Hi all,
I’m trying to identify transposable elements (TEs) in PacBio Iso-Seq data from a non-model plant species, for which we don’t have a reference genome. After researching possible tools, I decided to use RepeatMasker along with TE families from the Dfam database, but I’m uncertain if my approach is fully correct. I’d really appreciate it if someone could confirm whether my commands are correct or if I missed any steps!
Steps I’ve Taken:
1.Downloading the Dfam TE Families for Plants (Viridiplantae)

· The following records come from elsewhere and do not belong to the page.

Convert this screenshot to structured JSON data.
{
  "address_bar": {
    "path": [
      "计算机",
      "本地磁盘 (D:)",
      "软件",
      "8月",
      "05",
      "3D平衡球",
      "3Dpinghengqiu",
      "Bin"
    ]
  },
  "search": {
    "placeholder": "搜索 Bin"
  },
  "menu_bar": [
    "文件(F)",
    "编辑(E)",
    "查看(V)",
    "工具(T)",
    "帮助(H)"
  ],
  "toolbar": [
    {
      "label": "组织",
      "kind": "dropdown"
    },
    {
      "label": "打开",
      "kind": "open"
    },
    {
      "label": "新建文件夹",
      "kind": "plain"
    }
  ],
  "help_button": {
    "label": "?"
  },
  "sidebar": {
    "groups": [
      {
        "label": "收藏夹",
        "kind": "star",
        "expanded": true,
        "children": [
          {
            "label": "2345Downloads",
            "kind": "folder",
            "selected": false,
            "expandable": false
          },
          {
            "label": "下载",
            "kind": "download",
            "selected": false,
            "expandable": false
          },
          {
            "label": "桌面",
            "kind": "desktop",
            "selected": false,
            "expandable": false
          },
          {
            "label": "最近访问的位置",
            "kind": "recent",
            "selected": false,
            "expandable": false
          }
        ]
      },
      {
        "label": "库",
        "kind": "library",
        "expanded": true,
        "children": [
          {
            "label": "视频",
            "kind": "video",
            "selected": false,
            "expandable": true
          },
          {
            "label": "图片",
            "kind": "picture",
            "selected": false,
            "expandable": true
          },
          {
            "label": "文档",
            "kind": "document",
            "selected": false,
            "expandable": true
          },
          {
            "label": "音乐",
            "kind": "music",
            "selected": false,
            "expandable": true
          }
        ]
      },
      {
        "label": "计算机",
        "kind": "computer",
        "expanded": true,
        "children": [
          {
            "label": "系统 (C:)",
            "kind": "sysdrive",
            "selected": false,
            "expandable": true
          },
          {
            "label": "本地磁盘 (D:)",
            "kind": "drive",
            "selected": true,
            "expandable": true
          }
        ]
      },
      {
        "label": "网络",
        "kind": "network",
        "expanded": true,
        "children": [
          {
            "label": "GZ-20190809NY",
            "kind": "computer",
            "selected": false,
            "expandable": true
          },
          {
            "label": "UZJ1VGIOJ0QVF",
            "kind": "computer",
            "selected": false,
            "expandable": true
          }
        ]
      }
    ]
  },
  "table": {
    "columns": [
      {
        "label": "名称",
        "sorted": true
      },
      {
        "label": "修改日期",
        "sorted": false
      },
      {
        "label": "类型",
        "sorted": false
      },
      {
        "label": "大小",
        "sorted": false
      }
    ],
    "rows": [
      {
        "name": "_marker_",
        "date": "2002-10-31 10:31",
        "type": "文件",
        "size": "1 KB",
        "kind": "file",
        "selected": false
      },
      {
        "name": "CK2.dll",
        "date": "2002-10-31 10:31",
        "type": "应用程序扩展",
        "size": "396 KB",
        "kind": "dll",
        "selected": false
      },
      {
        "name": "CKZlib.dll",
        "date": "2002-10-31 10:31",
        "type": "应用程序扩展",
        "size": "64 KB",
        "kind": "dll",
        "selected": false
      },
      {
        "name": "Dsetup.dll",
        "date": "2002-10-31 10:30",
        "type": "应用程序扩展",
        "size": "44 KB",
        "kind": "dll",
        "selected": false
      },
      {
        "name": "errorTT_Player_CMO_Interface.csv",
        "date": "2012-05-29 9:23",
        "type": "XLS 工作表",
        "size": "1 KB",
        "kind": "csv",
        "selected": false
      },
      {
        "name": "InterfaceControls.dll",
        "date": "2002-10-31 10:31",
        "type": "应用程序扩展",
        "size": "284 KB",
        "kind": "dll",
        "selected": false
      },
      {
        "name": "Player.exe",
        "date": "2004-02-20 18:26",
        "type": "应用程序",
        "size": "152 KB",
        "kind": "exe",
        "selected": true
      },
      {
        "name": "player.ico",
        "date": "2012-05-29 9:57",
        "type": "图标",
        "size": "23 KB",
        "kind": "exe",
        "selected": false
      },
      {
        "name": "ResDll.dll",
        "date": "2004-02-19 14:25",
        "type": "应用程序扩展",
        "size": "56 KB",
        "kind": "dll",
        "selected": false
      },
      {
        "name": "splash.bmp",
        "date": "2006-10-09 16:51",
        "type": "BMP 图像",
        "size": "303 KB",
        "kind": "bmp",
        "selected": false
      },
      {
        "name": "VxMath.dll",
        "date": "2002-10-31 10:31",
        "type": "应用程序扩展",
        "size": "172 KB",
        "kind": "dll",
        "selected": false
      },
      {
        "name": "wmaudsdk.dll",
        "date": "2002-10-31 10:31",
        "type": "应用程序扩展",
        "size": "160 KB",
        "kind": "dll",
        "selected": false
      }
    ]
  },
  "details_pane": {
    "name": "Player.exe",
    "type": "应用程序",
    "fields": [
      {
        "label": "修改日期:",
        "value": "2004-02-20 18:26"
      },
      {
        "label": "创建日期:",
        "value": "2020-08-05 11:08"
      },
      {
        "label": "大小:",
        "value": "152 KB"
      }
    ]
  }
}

Since I’m working with non-model plants, I specified Viridiplantae to get the plant-specific TE families:
~/tools/miniconda3/share/RepeatMasker/famdb.py -i repeatMasker/share/RepeatMasker/Libraries/famdb/ info
The information regarding the TE database is showed below:
FamDB Directory : /gpfs1/SP11/iso-seq/TE/repeatMasker/share/RepeatMasker/Libraries/famdb
FamDB Generator : famdb.py v1.0
FamDB Format Version: 1.0
FamDB Creation Date : 2023-11-15 11:30:15.311827
Database: Dfam
Version : 3.8
Date : 2023-11-14
Dfam - A database of transposable element (TE) sequence alignments and HMMs.
2 Partitions Present
Total consensus sequences present: 472219
Total HMMs present : 472219
Partition Details
-----------------
Partition 0 [dfam38_full.0.h5]: root - Mammalia, Amoebozoa, Bacteria <bacteria>, Choanoflagellata, Rhodophyta, Haptista, Metamonada, Fungi, Sar, Placozoa, Ctenophora <comb jellies>, Filasterea, Spiralia, Discoba, Cnidaria, Porifera, Viruses
Consensi: 295552, HMMs: 295552
Partition 1 [ Absent ]: Obtectomera
Partition 2 [ Absent ]: Euteleosteomorpha
Partition 3 [ Absent ]: Sarcopterygii - Sauropsida, Coelacanthimorpha, Amphibia, Dipnomorpha
Partition 4 [ Absent ]: Diptera
Partition 5 [dfam38_full.5.h5]: Viridiplantae
Consensi: 176667, HMMs: 176667
Partition 6 [ Absent ]: Deuterostomia - Chondrichthyes, Hemichordata, Cladistia, Holostei, Tunicata, Cephalochordata, Cyclostomata <vertebrates>, Osteoglossocephala, Otomorpha, Elopocephalai, Echinodermata, Chondrostei
Partition 7 [ Absent ]: Hymenoptera
Partition 8 [ Absent ]: Ecdysozoa - Nematoda, Gelechioidea, Yponomeutoidea, Incurvarioidea, Chelicerata, Collembola, Polyneoptera, Tineoidea, Apoditrysia, Monocondylia, Strepsiptera, Palaeoptera, Neuropterida, Crustacea, Coleoptera, Siphonaptera, Trichoptera, Paraneoptera, Myriapoda, Scalidophora
2.Converting data to FASTA Format for RepeatMasker Compatibility
~/tools/miniconda3/share/RepeatMasker/famdb.py -i repeatMasker/share/RepeatMasker/Libraries/famdb/ families -f embl -a -d Viridiplantae >Viridiplantae.embl
~/tools/miniconda3/share/RepeatMasker/util/buildRMLibFromEMBL.pl Viridiplantae.embl >Viridiplantae2.fa
3.Running RepeatMasker
~/tools/miniconda3/bin/RepeatMasker -pa 16 -lib Viridiplantae2.fa -dir outputDir/ ./iso-seq/BJ202-01P0001.flnc.isoforms.fa
RepeatMasker seems to run without errors so far, but I’m not sure if these commands correct for my goals, or have I missed any important steps.
Thanks so much for any guidance or suggestions!
random aside but i wasn't aware that transposons were picked up from rna-seq-like experiments. looks like they are from cursory googling. one paper says "When not properly silenced, TEs can contribute a substantial portion to the cell's transcriptome, but are typically ignored in most RNA-seq data analyses." https://pubmed.ncbi.nlm.nih.gov/29508296/
Well, back in the days when polyA capturing (enrichment) was quite standard , those were usually depleted out of the transcript set, but nowadays very little enrichment is done and people just use total RNA (potentially depleted for rRNA) which can (and should) contain also TE derived transcripts.